Note that kernel reported values are always quite unhelpful (mostly when idling actually), and I prefer to use programs which read it from hardware level which are the (mostly) real values.

Now if I suspend (sleep) the system and awaken it, P-state is still active, and the performance governor is still in charge, but I am no longer idling on max frequency. ~800 MHz, then maybe a gigahertz, 2 gigahertz, a bit of load then 3 gigahertz, then back to lower clocks, this is the amount of variation. And the frequency seems to be very asynchronous across all cores if the monitoring is working correctly. Note that I keep nmi_watchdog disabled which is recommended when reading frequency from hardware.

Though, when I actually put a full load, the frequency does ramp all the way up. It's only on the idling.

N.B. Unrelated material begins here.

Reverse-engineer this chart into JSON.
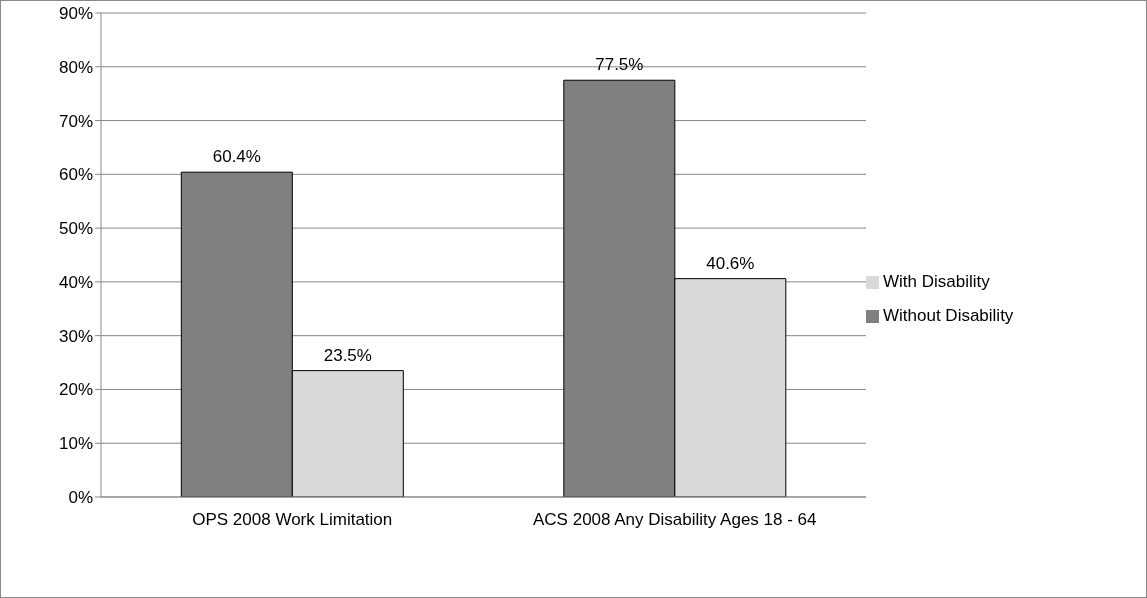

I have of course tried to re-enable the performance governor, playing with intel_pstate's status (active and passive), and setting pstate to passive and enabling userspace governor and setting the frequency that way, but it still doesn't work. The only way to get my clocks back is by a reboot.

I don't remember how all this is when acpi-cpufreq is on control, but I remember that the clock frequencies are still not all that good when that is active.

One thing that I have noticed is that after suspending the system, a lot of Intel power management stuff and all get reset, for example, my power limits get reset (although RAPL itself doesn't reflect the changes), and this thing also happens on Windows. Throttlestop on Windows also asks me to suspend and resume the system if I change something like Intel Speedstep or whatever.

I have just also noticed that disabling certain C-states and say, running in C1E only also lowers my clocks the same way, but enabling all the C-states back fixes this issue on the spot.

I thought it could be some problem with a module, and I managed to maybe think about Intel powerclamp. But I removed the module on the fly and nothing happened. The idle injection ratios under /sys/class/thermal/cooling_device*/cur_state also seem fine.